In the last post, we all agreed that search engines have to keep trying different ways to improve search. For example, if you sit down and look at queries that users type, it’s clear that spelling mistakes can be a problem for lots of users. That’s what led us to work on a kick-butt spelling corrector. I love that you can get “Did you mean:” suggestions so that [sturling engine] suggests [stirling engine], but [sturling silver] suggests [sterling silver].
So what else can be improved besides spelling? Well, how about queries? Check out this UI test:
The user entered the query [to be or not to be] without any quotes. Google is able to suggest that adding quotes to make [“to be or not to be”] is useful. It also shows some sample results (yup, Shakespeare is a much better result). Finally, it even gives you other good searches to try, such as [hamlet] or [to be or not to be that is the question]. That’s a pretty helpful UI test in my book.

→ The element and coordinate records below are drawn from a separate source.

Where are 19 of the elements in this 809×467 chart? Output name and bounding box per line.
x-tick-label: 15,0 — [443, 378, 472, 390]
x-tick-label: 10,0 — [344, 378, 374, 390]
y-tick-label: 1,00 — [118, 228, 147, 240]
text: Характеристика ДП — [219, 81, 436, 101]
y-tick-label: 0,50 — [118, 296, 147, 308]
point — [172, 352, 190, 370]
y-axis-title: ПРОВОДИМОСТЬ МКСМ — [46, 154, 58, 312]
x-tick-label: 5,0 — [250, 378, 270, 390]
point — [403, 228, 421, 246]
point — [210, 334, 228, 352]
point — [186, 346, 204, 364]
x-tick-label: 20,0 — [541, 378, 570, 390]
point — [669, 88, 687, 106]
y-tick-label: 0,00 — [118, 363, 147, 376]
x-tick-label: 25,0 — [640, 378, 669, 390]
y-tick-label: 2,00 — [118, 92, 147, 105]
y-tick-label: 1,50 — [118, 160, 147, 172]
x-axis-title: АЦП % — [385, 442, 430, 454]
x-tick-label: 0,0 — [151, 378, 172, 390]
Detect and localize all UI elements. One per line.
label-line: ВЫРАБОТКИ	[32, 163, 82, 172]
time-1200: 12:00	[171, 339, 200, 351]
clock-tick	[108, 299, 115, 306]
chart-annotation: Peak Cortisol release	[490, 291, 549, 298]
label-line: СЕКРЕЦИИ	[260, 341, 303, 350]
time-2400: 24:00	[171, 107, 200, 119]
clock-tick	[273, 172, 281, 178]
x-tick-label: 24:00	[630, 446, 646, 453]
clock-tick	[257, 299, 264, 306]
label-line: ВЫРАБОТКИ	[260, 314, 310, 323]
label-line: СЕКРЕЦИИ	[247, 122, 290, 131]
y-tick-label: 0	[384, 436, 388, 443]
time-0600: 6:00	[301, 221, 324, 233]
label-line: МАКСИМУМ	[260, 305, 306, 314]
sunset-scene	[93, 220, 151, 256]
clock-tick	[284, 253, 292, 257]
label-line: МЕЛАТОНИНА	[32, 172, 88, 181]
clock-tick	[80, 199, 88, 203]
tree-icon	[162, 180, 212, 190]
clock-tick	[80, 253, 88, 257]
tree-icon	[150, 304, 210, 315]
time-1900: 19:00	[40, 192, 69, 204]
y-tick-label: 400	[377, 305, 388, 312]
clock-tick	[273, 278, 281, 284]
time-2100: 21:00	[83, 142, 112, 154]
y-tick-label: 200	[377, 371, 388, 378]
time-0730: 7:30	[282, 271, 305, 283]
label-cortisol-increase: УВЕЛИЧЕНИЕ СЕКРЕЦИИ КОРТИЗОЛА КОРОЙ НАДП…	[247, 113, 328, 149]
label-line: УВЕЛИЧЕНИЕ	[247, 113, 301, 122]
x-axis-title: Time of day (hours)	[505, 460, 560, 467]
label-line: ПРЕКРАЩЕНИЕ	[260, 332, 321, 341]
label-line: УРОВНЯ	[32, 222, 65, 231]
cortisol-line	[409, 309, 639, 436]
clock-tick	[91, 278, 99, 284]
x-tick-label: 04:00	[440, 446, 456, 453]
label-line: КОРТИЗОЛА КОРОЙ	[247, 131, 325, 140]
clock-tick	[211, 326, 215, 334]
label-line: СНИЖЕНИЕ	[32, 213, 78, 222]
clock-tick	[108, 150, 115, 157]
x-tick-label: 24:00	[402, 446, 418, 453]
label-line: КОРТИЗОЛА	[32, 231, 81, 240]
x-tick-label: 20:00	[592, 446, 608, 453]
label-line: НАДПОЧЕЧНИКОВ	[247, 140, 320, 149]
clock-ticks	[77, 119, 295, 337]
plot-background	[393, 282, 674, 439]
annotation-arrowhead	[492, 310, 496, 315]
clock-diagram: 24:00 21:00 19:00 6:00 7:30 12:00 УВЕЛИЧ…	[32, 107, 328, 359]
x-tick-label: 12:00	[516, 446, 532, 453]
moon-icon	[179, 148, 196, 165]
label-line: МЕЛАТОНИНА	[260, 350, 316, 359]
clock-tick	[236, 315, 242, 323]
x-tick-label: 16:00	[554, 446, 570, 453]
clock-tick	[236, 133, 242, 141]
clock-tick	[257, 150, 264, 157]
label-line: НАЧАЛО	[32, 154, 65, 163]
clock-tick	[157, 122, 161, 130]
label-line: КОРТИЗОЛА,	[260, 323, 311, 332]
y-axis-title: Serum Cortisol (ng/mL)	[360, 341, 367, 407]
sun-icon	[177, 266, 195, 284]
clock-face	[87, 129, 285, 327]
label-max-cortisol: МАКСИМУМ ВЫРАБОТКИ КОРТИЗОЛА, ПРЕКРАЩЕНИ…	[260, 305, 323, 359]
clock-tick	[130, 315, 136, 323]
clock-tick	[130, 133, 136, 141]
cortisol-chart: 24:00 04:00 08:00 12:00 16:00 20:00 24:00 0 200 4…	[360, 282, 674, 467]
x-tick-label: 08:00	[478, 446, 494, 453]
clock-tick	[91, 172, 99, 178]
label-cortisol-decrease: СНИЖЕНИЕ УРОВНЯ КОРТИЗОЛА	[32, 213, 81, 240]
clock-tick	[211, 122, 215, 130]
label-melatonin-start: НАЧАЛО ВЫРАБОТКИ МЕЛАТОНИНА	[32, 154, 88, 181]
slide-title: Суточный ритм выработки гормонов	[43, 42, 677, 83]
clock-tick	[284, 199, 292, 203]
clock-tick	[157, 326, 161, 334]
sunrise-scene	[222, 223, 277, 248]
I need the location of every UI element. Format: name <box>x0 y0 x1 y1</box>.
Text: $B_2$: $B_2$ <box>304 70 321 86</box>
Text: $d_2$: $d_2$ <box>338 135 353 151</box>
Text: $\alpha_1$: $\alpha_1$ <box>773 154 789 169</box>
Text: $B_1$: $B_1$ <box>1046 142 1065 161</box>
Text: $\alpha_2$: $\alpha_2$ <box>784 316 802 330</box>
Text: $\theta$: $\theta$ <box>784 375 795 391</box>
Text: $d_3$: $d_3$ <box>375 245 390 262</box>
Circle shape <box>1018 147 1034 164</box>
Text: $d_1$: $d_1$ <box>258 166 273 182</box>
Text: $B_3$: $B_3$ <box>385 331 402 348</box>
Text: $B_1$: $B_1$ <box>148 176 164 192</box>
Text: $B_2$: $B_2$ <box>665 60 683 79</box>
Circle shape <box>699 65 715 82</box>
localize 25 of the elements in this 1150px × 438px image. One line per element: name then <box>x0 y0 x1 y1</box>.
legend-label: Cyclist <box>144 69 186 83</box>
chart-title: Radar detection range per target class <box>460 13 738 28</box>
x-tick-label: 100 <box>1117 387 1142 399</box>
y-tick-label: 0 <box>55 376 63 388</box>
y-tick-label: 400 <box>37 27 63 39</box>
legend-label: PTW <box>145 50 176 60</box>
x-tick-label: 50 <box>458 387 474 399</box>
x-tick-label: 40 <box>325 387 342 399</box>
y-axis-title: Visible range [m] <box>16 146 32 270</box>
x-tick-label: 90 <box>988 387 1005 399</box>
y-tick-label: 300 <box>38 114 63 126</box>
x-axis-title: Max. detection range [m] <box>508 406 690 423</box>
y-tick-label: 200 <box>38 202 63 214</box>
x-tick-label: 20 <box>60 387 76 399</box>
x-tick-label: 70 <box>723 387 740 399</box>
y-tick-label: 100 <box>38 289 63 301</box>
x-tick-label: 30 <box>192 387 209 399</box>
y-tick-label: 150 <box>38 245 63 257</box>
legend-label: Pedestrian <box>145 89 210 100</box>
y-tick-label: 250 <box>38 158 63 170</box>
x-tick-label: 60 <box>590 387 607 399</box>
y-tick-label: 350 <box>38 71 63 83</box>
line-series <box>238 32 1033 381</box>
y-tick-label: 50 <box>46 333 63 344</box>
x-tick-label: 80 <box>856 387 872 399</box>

I’ve also seen suggestions like [mono] -> [mononucleosis] and [24 amendment] -> [24th amendment]. Nice.
Why am I even bothering to write about this? After all, Google is always trying new things to improve search, including different UI tests. Well, an SEO firm based in New York claimed this was “breaking news” and implied that Google was interspersing ads into natural search results. Nope, not at all–this is yet another algorithmic UI test. And the SEO would have known it wasn’t breaking news if they read Gary Price on SEW regularly.
So just for completeness: people who know Google well will go “Cool” and move on. Other folks will ask things like “Are queries selected by hand–can my query get in on this? Is money involved?” And the answer is: it’s all algorithmic. The algorithms pick the queries where this could be helpful. Of course money isn’t involved at all. We’re always running experiments to improve Google–sometimes it’s noticeable, and sometimes it’s not. Don’t even get me started on all the ways we’ve tried using ellipses in our snippets to make them more useful.